Consent In Child Marriage: Valid Consent Or Legal Fiction
- IJLLR Journal
- 3 days ago
- 1 min read
Ms. Mehjabin Ansari, LLM (Family Law) AIALS, Amity University, Noida, Uttar Pradesh
ABSTRACT
Child marriage is a phenomenon that persists across cultures, geographies, and legal traditions, yet it sits in irreconcilable tension with the foundational principle of free and informed consent. In Indian law, the Prohibition of Child Marriage Act, 2006 renders child marriages voidable rather than void ab initio, thereby implicitly recognising a species of consent that contract law categorically rejects. This article argues that the notion of "consent" attributed to children in the context of marriage is a legal fiction a deliberate false assumption adopted by the legislature to accommodate socio-cultural realities at the cost of constitutional and contractual coherence.
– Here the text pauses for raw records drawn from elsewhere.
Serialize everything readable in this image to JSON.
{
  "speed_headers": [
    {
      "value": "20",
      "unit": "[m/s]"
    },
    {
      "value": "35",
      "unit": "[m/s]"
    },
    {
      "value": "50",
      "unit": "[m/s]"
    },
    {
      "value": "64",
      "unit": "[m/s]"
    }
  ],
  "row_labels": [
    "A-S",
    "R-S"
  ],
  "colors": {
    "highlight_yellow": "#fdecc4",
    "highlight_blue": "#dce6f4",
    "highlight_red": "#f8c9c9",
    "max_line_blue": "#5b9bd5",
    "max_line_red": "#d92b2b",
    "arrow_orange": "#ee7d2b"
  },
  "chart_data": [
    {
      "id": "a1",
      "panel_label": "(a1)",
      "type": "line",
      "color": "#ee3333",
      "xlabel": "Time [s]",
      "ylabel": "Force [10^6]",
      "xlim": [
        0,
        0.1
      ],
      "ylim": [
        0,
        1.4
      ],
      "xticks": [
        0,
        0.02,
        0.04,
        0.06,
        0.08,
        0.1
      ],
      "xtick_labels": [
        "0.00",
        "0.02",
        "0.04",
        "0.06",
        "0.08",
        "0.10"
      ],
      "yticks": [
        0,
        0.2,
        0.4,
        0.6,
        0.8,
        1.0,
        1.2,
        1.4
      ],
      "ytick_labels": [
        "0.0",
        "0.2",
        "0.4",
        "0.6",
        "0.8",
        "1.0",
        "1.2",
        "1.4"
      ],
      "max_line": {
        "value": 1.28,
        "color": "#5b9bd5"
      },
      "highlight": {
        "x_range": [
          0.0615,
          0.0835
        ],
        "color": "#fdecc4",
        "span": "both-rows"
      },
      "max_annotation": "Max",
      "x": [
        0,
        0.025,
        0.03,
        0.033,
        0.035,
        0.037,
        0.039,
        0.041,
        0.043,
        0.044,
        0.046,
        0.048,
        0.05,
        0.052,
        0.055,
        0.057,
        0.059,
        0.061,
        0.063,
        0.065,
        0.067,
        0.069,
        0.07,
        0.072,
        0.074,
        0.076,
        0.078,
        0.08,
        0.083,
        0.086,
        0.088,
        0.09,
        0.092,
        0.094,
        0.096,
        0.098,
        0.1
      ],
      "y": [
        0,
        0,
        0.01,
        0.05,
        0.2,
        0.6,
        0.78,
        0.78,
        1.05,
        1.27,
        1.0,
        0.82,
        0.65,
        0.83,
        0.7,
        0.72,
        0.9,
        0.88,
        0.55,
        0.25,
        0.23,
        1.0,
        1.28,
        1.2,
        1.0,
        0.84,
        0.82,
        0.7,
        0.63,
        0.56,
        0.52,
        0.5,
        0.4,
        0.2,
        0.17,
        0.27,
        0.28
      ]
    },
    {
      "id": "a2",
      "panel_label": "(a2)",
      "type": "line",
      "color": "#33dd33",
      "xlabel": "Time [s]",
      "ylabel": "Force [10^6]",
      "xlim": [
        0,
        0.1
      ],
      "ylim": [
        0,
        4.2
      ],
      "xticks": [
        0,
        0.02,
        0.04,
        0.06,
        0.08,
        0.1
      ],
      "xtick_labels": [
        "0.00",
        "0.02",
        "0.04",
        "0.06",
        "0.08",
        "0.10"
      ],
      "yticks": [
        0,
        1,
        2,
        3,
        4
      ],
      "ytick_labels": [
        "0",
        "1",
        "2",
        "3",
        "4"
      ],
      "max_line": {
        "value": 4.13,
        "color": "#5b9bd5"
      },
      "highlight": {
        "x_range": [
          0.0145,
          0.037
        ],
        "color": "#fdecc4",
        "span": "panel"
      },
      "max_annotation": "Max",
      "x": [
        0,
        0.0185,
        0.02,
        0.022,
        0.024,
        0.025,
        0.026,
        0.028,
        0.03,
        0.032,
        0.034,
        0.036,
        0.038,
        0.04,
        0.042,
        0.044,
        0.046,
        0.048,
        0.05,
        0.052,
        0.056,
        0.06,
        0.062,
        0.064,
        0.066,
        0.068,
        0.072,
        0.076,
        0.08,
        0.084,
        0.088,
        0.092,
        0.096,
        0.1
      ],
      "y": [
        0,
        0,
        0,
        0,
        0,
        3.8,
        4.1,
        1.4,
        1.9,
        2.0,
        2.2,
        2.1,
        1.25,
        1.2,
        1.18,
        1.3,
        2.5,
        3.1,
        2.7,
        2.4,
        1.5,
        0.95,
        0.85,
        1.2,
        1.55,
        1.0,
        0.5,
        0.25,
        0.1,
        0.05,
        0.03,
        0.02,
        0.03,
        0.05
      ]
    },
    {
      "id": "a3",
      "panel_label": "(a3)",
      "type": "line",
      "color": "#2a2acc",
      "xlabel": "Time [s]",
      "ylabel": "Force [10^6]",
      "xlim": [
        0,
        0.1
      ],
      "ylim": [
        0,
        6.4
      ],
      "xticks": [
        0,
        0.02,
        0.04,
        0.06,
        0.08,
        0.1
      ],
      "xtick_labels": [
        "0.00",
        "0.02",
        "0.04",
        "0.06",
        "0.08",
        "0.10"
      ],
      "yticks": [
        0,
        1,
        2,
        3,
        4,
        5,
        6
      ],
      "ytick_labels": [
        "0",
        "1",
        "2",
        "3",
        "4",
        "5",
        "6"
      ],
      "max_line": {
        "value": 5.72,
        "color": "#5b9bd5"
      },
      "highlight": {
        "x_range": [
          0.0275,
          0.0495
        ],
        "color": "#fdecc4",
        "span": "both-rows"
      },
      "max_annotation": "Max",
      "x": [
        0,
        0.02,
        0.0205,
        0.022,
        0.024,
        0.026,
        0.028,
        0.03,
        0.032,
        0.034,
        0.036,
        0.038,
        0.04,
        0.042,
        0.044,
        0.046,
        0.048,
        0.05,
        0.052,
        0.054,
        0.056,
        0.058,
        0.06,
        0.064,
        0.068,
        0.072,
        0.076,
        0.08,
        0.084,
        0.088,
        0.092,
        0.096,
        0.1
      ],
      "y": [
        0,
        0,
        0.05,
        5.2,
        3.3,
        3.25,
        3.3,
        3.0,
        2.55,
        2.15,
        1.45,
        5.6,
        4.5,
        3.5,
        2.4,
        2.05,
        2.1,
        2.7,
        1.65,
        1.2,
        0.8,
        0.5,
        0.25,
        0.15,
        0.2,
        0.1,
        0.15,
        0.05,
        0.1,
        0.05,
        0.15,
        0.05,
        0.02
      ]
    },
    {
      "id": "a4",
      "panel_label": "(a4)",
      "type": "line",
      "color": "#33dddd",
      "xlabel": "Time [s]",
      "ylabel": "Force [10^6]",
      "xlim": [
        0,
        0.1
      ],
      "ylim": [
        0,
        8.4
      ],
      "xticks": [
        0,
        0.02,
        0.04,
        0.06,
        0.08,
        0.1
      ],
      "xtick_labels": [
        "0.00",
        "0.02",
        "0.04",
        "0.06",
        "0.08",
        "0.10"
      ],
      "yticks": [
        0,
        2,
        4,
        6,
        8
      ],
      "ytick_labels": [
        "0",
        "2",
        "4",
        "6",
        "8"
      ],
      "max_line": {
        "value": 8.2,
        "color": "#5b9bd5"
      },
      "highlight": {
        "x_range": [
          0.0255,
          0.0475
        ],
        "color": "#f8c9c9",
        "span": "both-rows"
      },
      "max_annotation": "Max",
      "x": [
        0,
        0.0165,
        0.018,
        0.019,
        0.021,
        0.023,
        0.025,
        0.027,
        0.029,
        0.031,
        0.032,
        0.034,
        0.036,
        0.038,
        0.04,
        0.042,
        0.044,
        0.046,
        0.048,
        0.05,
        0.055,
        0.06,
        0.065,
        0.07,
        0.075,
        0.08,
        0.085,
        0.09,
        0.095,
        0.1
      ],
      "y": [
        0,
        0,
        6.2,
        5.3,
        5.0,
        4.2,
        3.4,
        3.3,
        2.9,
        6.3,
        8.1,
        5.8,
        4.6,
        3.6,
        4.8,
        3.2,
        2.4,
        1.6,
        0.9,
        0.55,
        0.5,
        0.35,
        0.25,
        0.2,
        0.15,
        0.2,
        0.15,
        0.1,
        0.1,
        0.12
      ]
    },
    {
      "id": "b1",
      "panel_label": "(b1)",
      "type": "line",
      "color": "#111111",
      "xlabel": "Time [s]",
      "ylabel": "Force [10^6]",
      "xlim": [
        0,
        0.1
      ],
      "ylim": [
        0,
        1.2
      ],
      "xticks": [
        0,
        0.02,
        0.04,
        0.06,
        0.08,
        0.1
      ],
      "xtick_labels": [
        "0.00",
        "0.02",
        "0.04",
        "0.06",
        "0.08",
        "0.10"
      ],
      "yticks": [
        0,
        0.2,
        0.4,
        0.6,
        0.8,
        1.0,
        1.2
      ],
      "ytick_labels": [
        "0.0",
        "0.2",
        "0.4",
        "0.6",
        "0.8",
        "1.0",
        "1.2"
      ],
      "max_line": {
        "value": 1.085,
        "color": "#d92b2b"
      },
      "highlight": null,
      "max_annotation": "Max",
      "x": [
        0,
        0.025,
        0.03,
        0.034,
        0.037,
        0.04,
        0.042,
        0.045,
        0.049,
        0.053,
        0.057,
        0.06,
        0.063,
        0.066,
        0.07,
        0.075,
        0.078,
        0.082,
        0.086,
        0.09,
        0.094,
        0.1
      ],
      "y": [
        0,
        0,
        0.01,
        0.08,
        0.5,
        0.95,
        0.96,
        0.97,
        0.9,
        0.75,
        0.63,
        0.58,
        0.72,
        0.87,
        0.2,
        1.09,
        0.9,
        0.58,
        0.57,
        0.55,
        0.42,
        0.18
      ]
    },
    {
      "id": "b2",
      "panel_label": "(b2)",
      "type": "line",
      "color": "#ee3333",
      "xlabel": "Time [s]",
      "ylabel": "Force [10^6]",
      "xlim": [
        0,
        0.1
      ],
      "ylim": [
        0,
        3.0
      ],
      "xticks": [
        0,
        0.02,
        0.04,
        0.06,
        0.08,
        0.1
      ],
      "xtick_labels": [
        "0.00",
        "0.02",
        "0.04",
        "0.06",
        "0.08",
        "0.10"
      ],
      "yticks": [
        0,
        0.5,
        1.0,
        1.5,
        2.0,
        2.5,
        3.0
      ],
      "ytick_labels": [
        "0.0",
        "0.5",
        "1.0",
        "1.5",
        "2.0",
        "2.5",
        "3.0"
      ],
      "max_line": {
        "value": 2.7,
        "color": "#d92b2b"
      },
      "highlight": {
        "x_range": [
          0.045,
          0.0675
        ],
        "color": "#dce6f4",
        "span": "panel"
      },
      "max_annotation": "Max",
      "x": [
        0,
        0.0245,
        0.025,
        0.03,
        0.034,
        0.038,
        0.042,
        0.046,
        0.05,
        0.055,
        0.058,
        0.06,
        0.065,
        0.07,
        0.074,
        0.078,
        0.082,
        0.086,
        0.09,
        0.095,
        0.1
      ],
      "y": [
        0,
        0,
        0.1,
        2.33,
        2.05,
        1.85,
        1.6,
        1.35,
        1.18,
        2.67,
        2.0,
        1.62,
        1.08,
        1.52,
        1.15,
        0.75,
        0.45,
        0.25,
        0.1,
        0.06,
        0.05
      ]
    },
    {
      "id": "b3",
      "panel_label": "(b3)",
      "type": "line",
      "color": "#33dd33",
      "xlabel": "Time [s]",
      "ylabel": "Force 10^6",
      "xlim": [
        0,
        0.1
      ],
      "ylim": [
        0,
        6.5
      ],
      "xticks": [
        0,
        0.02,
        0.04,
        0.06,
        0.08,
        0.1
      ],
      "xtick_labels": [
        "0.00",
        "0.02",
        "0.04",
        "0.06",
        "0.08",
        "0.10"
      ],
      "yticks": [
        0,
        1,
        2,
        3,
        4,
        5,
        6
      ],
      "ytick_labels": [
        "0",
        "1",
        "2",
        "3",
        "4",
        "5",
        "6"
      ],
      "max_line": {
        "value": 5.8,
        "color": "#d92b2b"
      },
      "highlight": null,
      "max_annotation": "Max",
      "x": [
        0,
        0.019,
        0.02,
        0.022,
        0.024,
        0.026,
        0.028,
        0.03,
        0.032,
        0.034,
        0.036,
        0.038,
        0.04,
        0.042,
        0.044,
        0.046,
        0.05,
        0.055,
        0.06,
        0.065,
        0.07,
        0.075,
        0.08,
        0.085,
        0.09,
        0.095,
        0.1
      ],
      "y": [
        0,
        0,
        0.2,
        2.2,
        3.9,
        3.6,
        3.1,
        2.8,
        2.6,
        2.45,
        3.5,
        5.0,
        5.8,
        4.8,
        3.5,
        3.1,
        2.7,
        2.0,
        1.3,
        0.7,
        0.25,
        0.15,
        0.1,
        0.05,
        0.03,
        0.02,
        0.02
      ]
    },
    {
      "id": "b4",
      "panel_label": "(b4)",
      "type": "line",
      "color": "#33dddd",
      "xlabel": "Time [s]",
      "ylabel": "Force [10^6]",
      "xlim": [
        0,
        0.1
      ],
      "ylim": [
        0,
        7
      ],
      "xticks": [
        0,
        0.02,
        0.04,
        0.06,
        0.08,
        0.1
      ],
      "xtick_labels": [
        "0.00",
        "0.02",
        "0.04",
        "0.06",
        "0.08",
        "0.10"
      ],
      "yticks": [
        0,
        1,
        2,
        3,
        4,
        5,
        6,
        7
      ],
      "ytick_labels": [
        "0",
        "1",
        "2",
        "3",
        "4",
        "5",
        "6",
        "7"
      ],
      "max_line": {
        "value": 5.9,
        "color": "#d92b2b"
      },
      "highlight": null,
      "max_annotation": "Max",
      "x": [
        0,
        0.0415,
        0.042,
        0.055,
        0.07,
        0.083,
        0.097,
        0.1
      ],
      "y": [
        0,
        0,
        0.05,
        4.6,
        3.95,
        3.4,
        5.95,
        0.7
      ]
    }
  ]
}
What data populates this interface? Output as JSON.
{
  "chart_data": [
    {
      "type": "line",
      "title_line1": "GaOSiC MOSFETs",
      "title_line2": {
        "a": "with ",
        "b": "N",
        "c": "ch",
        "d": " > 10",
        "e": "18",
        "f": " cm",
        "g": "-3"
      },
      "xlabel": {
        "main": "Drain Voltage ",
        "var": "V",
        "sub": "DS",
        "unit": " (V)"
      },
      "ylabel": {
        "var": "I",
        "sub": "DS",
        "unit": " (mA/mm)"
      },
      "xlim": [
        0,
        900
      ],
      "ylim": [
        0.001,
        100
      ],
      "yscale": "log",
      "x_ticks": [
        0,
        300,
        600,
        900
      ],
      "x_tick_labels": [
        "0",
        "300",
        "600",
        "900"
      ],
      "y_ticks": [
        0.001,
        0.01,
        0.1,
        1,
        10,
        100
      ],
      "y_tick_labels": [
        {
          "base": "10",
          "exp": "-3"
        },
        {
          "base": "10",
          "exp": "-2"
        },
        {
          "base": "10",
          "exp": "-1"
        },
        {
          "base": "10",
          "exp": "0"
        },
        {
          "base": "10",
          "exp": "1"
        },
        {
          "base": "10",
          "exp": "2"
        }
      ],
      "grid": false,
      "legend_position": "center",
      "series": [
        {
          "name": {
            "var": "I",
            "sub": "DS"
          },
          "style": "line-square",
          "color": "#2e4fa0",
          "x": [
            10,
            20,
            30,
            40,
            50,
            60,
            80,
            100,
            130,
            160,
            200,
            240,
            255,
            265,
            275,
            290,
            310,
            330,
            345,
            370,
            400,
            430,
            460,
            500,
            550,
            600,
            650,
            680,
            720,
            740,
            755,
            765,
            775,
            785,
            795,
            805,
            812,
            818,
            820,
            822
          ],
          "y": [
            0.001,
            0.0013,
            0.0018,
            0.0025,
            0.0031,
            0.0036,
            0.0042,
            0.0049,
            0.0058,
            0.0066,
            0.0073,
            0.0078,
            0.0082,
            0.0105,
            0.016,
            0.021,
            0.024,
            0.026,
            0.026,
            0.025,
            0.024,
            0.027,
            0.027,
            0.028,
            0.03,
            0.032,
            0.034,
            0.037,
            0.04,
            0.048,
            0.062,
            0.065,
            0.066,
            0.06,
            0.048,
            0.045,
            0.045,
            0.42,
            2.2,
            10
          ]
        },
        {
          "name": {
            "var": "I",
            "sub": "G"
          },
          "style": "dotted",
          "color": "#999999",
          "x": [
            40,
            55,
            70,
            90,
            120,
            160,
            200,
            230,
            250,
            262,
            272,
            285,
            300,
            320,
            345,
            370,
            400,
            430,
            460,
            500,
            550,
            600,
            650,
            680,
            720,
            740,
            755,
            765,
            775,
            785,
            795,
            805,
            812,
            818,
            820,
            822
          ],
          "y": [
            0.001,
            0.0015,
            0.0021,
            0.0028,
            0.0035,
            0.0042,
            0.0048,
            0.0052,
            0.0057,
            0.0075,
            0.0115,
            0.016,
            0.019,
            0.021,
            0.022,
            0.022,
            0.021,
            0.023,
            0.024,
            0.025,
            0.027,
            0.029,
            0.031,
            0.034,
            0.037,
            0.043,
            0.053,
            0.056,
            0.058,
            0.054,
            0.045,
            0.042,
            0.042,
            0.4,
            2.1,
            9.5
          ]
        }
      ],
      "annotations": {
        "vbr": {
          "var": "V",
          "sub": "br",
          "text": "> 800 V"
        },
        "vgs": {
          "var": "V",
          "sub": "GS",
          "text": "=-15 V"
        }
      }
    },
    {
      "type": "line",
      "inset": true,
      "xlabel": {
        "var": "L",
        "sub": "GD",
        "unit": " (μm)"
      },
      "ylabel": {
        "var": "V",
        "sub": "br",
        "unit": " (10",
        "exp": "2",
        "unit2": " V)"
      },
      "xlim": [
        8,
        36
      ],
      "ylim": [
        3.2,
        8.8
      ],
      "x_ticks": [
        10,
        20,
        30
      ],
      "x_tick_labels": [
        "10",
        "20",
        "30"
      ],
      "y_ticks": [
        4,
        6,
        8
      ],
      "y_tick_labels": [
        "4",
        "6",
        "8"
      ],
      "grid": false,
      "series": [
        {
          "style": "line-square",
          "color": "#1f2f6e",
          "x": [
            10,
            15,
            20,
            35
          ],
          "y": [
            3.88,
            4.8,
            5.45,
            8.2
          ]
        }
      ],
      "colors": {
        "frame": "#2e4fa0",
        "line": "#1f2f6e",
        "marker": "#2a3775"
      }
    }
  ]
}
Through doctrinal analysis of relevant statutes, landmark judicial pronouncements, and international human rights instruments, the article demonstrates that minority renders a child incapable of granting genuine, free, and informed consent. It further examines the psychological underpinnings of decision- making capacity, the patriarchal socio-cultural pressures that vitiate any purported assent, and the legislative and judicial trajectories that suggest an emerging consensus in favour of treating child marriages as void. The article concludes with recommendations for comprehensive reform that would align domestic law with constitutional morality and international obligations.
Keywords: Child Marriage, Consent, Legal Fiction, Prohibition of Child Marriage Act, Voidable Marriage, Constitutional Morality, Personal Laws, POCSO, CEDAW.